Existe ainda em Macapá vários pontos de prostituição, revelando outra faceta preocupante de nossa capital. Mulheres, muitas delas menores de idade se prostituem por acreditarem não ter outro caminho para seu sustento. Algumas ações são feitas na direção desse público, que tratam de prevenção a doenças sexualmente transmissíveis. No entanto, são medidas paliativas, não solucionam o problema de maneira definitiva.

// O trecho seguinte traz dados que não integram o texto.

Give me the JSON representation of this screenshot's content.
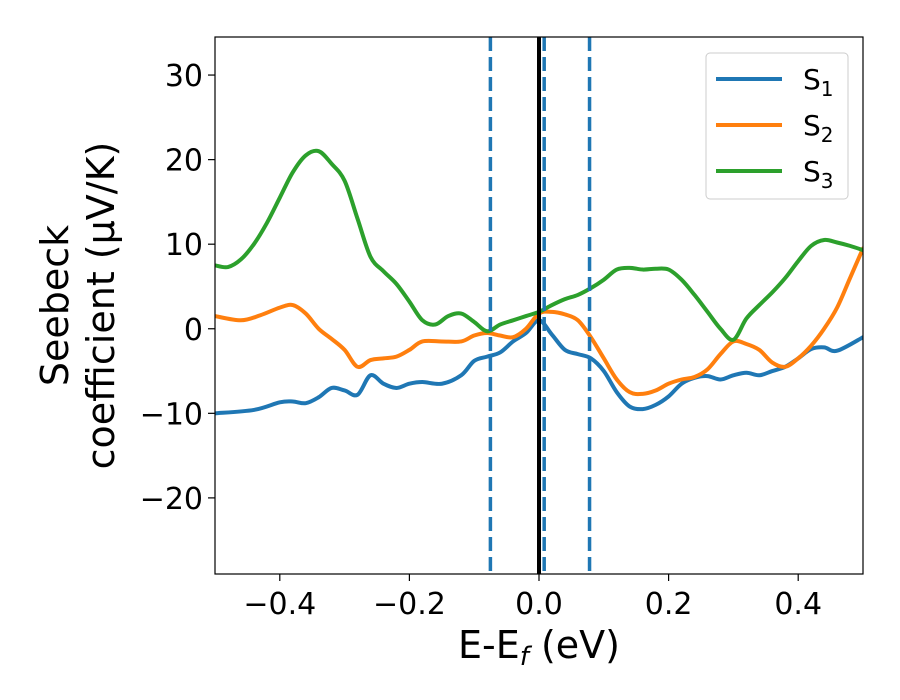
{
  "chart_data": {
    "type": "line",
    "title": "",
    "xlabel": {
      "main": "E-E",
      "sub": "f",
      "unit": " (eV)"
    },
    "ylabel": {
      "line1": "Seebeck",
      "line2": "coefficient  (μV/K)"
    },
    "xlim": [
      -0.5,
      0.5
    ],
    "ylim": [
      -29,
      34.5
    ],
    "xticks": [
      -0.4,
      -0.2,
      0.0,
      0.2,
      0.4
    ],
    "xtick_labels": [
      "−0.4",
      "−0.2",
      "0.0",
      "0.2",
      "0.4"
    ],
    "yticks": [
      -20,
      -10,
      0,
      10,
      20,
      30
    ],
    "ytick_labels": [
      "−20",
      "−10",
      "0",
      "10",
      "20",
      "30"
    ],
    "grid": false,
    "legend_position": "top-right",
    "series": [
      {
        "name": "S",
        "sub": "1",
        "color": "#1f77b4",
        "x": [
          -0.5,
          -0.44,
          -0.4,
          -0.38,
          -0.36,
          -0.34,
          -0.32,
          -0.3,
          -0.28,
          -0.26,
          -0.24,
          -0.22,
          -0.2,
          -0.18,
          -0.15,
          -0.12,
          -0.1,
          -0.08,
          -0.06,
          -0.04,
          -0.02,
          0.0,
          0.02,
          0.04,
          0.06,
          0.08,
          0.1,
          0.12,
          0.14,
          0.16,
          0.18,
          0.2,
          0.22,
          0.24,
          0.26,
          0.28,
          0.3,
          0.32,
          0.34,
          0.36,
          0.38,
          0.4,
          0.42,
          0.44,
          0.46,
          0.5
        ],
        "y": [
          -10,
          -9.6,
          -8.7,
          -8.6,
          -8.8,
          -8.1,
          -7.0,
          -7.3,
          -7.8,
          -5.5,
          -6.5,
          -7.0,
          -6.5,
          -6.3,
          -6.5,
          -5.5,
          -3.8,
          -3.3,
          -2.8,
          -1.5,
          -0.5,
          1.0,
          -0.7,
          -2.5,
          -3.0,
          -3.5,
          -5.0,
          -7.5,
          -9.2,
          -9.5,
          -9.0,
          -8.0,
          -6.5,
          -5.8,
          -5.6,
          -6.0,
          -5.5,
          -5.2,
          -5.5,
          -5.0,
          -4.5,
          -3.5,
          -2.4,
          -2.2,
          -2.6,
          -1.0
        ]
      },
      {
        "name": "S",
        "sub": "2",
        "color": "#ff7f0e",
        "x": [
          -0.5,
          -0.46,
          -0.43,
          -0.4,
          -0.38,
          -0.36,
          -0.34,
          -0.32,
          -0.3,
          -0.28,
          -0.26,
          -0.24,
          -0.22,
          -0.2,
          -0.18,
          -0.15,
          -0.12,
          -0.1,
          -0.08,
          -0.06,
          -0.04,
          -0.02,
          0.0,
          0.02,
          0.04,
          0.06,
          0.08,
          0.1,
          0.12,
          0.14,
          0.16,
          0.18,
          0.2,
          0.22,
          0.24,
          0.26,
          0.28,
          0.3,
          0.32,
          0.34,
          0.36,
          0.38,
          0.4,
          0.42,
          0.44,
          0.46,
          0.48,
          0.5
        ],
        "y": [
          1.5,
          1.0,
          1.6,
          2.5,
          2.8,
          1.8,
          0.0,
          -1.2,
          -2.5,
          -4.5,
          -3.7,
          -3.5,
          -3.3,
          -2.5,
          -1.5,
          -1.5,
          -1.5,
          -0.8,
          -0.5,
          -0.8,
          -1.0,
          0.0,
          1.8,
          2.0,
          1.7,
          1.0,
          -1.0,
          -3.5,
          -6.0,
          -7.5,
          -7.7,
          -7.3,
          -6.5,
          -6.0,
          -5.7,
          -4.8,
          -3.0,
          -1.5,
          -1.8,
          -2.5,
          -4.0,
          -4.5,
          -3.5,
          -2.0,
          0.0,
          2.5,
          6.0,
          9.5
        ]
      },
      {
        "name": "S",
        "sub": "3",
        "color": "#2ca02c",
        "x": [
          -0.5,
          -0.48,
          -0.46,
          -0.44,
          -0.42,
          -0.4,
          -0.38,
          -0.36,
          -0.34,
          -0.32,
          -0.3,
          -0.28,
          -0.26,
          -0.24,
          -0.22,
          -0.2,
          -0.18,
          -0.16,
          -0.14,
          -0.12,
          -0.1,
          -0.08,
          -0.06,
          -0.04,
          -0.02,
          0.0,
          0.02,
          0.04,
          0.06,
          0.08,
          0.1,
          0.12,
          0.14,
          0.16,
          0.18,
          0.2,
          0.22,
          0.24,
          0.26,
          0.28,
          0.3,
          0.32,
          0.34,
          0.36,
          0.38,
          0.4,
          0.42,
          0.44,
          0.46,
          0.48,
          0.5
        ],
        "y": [
          7.5,
          7.3,
          8.2,
          10.0,
          12.5,
          15.5,
          18.5,
          20.5,
          21.0,
          19.5,
          17.5,
          13.0,
          8.5,
          6.8,
          5.3,
          3.2,
          1.0,
          0.5,
          1.5,
          1.8,
          0.8,
          -0.3,
          0.5,
          1.0,
          1.5,
          2.0,
          2.8,
          3.5,
          4.0,
          4.8,
          5.8,
          7.0,
          7.2,
          7.0,
          7.1,
          7.0,
          5.8,
          4.0,
          2.0,
          0.0,
          -1.3,
          1.2,
          2.8,
          4.3,
          6.0,
          8.0,
          9.8,
          10.5,
          10.2,
          9.8,
          9.3
        ]
      }
    ],
    "vertical_lines": [
      {
        "x": 0.0,
        "style": "solid",
        "color": "#000000"
      },
      {
        "x": -0.075,
        "style": "dashed",
        "color": "#1f77b4"
      },
      {
        "x": 0.008,
        "style": "dashed",
        "color": "#1f77b4"
      },
      {
        "x": 0.078,
        "style": "dashed",
        "color": "#1f77b4"
      }
    ]
  }
}
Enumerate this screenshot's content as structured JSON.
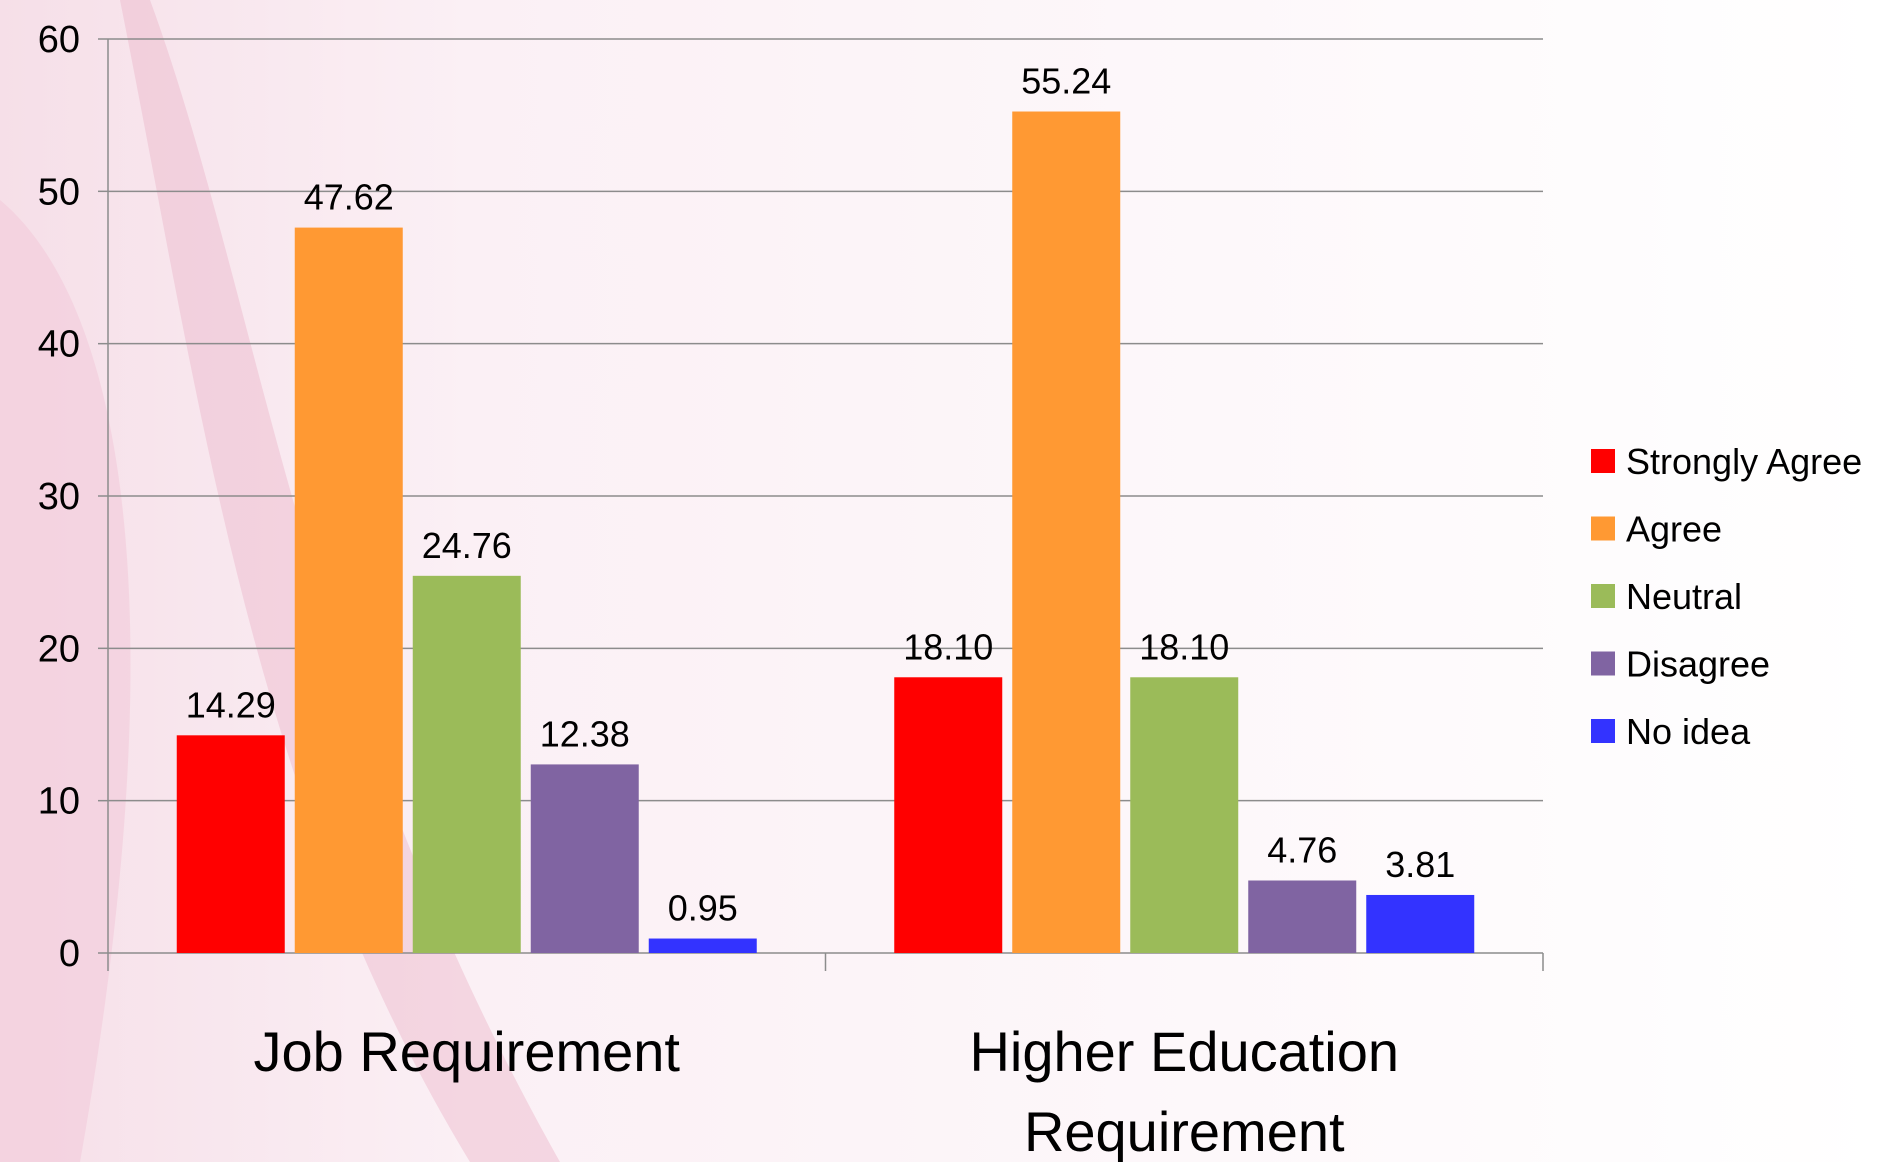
{
  "chart_data": {
    "type": "bar",
    "categories": [
      [
        "Job Requirement"
      ],
      [
        "Higher Education",
        "Requirement"
      ]
    ],
    "series": [
      {
        "name": "Strongly Agree",
        "values": [
          14.29,
          18.1
        ],
        "labels": [
          "14.29",
          "18.10"
        ],
        "color": "#ff0000"
      },
      {
        "name": "Agree",
        "values": [
          47.62,
          55.24
        ],
        "labels": [
          "47.62",
          "55.24"
        ],
        "color": "#ff9933"
      },
      {
        "name": "Neutral",
        "values": [
          24.76,
          18.1
        ],
        "labels": [
          "24.76",
          "18.10"
        ],
        "color": "#9bbb59"
      },
      {
        "name": "Disagree",
        "values": [
          12.38,
          4.76
        ],
        "labels": [
          "12.38",
          "4.76"
        ],
        "color": "#8064a2"
      },
      {
        "name": "No idea",
        "values": [
          0.95,
          3.81
        ],
        "labels": [
          "0.95",
          "3.81"
        ],
        "color": "#3333ff"
      }
    ],
    "yticks": [
      "0",
      "10",
      "20",
      "30",
      "40",
      "50",
      "60"
    ],
    "ylim": [
      0,
      60
    ],
    "grid": true,
    "legend": "right",
    "title": "",
    "xlabel": "",
    "ylabel": ""
  }
}
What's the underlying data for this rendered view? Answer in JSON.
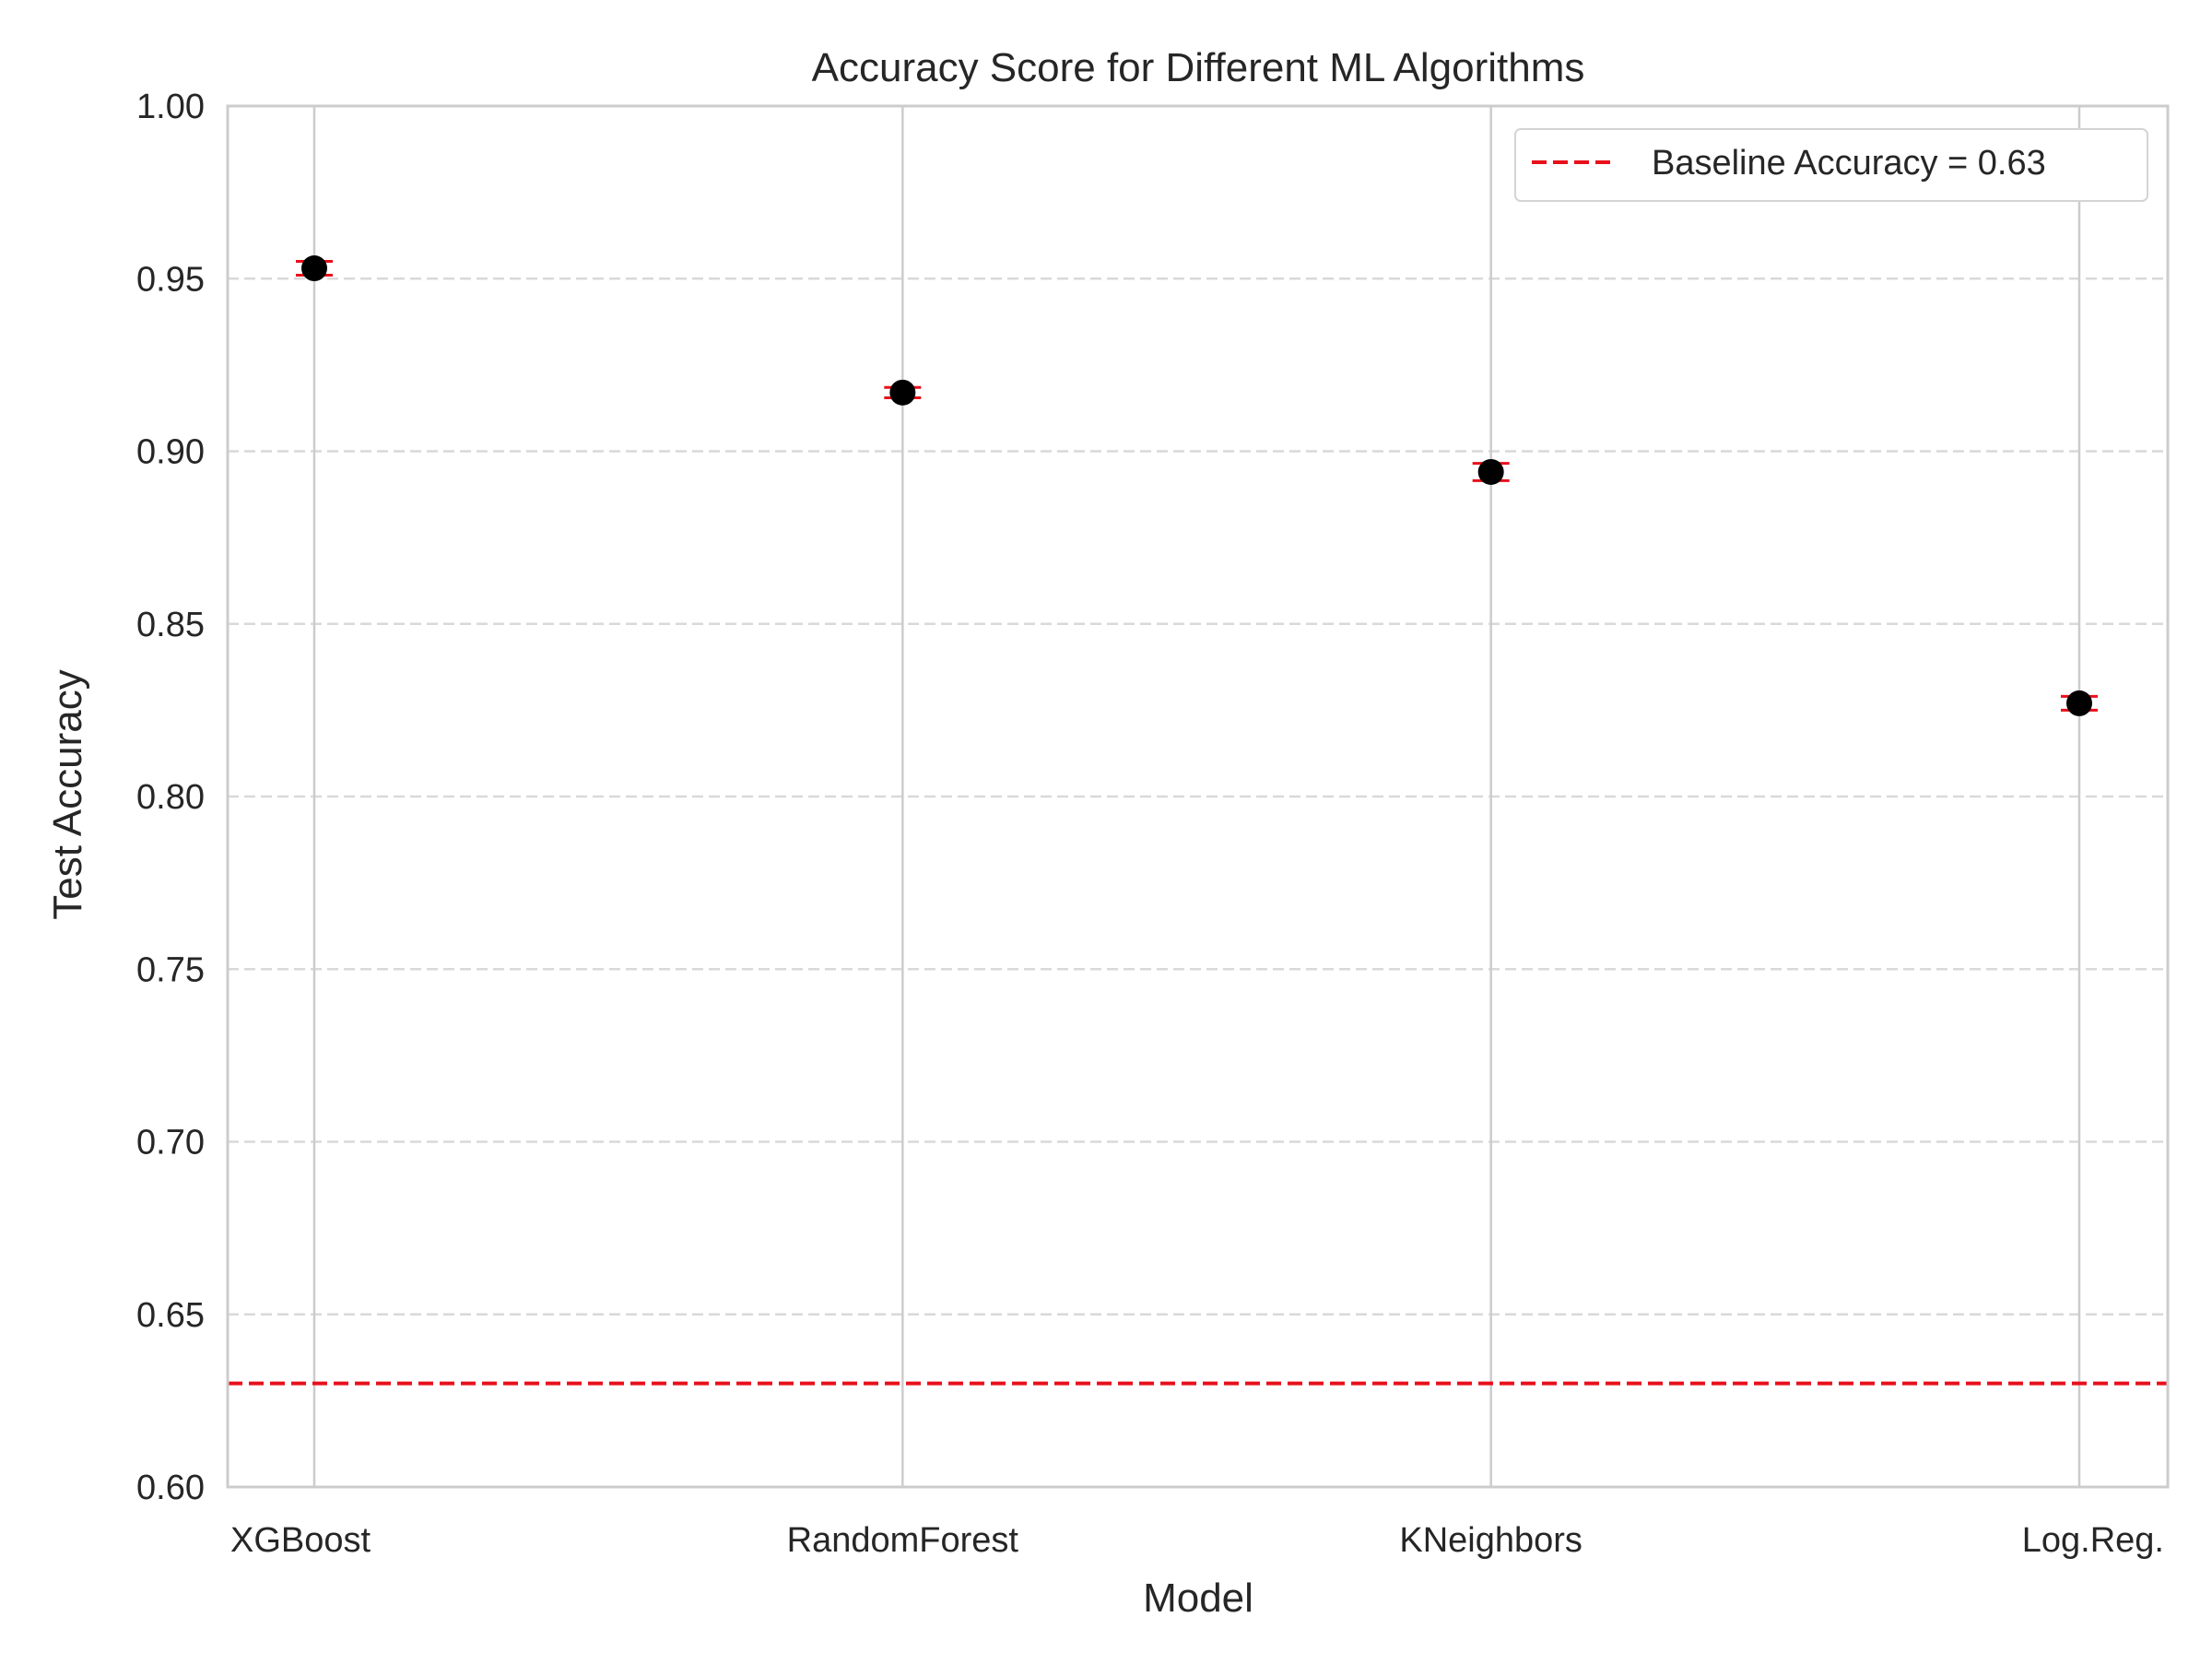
{
  "chart_data": {
    "type": "scatter",
    "title": "Accuracy Score for Different ML Algorithms",
    "xlabel": "Model",
    "ylabel": "Test Accuracy",
    "categories": [
      "XGBoost",
      "RandomForest",
      "KNeighbors",
      "Log.Reg."
    ],
    "series": [
      {
        "values": [
          0.953,
          0.917,
          0.894,
          0.827
        ],
        "error": [
          0.002,
          0.0015,
          0.0025,
          0.002
        ]
      }
    ],
    "baseline": {
      "value": 0.63,
      "label": "Baseline Accuracy = 0.63"
    },
    "ylim": [
      0.6,
      1.0
    ],
    "yticks": [
      "0.60",
      "0.65",
      "0.70",
      "0.75",
      "0.80",
      "0.85",
      "0.90",
      "0.95",
      "1.00"
    ],
    "grid": {
      "horizontal": "dashed",
      "vertical": "solid"
    },
    "legend_position": "top-right",
    "colors": {
      "marker": "#000000",
      "error_bar": "#e8101b",
      "baseline": "#e8101b",
      "grid": "#d9d9d9",
      "axis": "#cccccc"
    }
  }
}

Alguns pontos já mapeados são os da Claudomiro de Moraes, bairro Buritizal. Orla da cidade, bairro Central. Avenida FAB, também bairro Central. E em alguns outros locais, pois novos pontos de prostituição surgem a cada ano.

Um dos pontos já mapeados é o da Claudomiro de Moraes,
bairro buritizal

O articulista da Revista Veja discorre sobre esse “trabalho” exercidos por milhares de mulheres brasileiras, para ele “A prostituição é um desses temas que embatucam a cabeça dos politicamente corretos. A primeira inclinação é ver a prostituta como vítima. Mas isso também pode soar como demonização do sexo, o que convém evitar nestes tempos de vale-tudo (e não aquele do Tim Maia, que era muito conservador…). Por outro lado, admitir que é uma simples escolha retira da personagem certo ar, sei lá, de resistência heroica. Então se chega a esta estranha expressão: “prostitui-se para sustentar a família”.

Segundo o IBGE, 48,8% da prostituição no Brasil é motivada pelo uso de drogas. Na região Norte, 49% das mulheres que vendem seus corpos, fazem isso em troca de drogas. Porto Velho (RO) e Manaus (AM) são as cidades com maiores índices de prostituição na região. O Acre e o Pará são os estados com maior proporção de prostitutas de acordo com a população regional. 35% dos programas são feitos em troca de entorpecentes. De acordo com um levantamento da Associação das Mulheres Profissionais do Sexo no Amapá, atualmente, existem 2.500 prostitutas cadastradas no Estado. Porém, acredita-se ser muito maior esse número, pois, esses números foram colhidos em 2001 – ano de criação da entidade. Hoje em cada ponto mapeado é visível o aumento diário da quantidade profissionais do sexo.


Na capital, o lugar preferido para a prática dessa atividade são as esquinas, como, por exemplo, a da Avenida Raimundo Álvares da Costa com a Rua Odilardo Silva; Avenida 13 de Setembro com Rua Claudomiro de Morais, entre outras. Além de bares tradicionais conhecidos do ramo, como o Bar da Loura, Jambeirinho, Casa das Primas etc. Já em Santana, os pontos de encontro são na área portuária, e em praças movimentadas da cidade.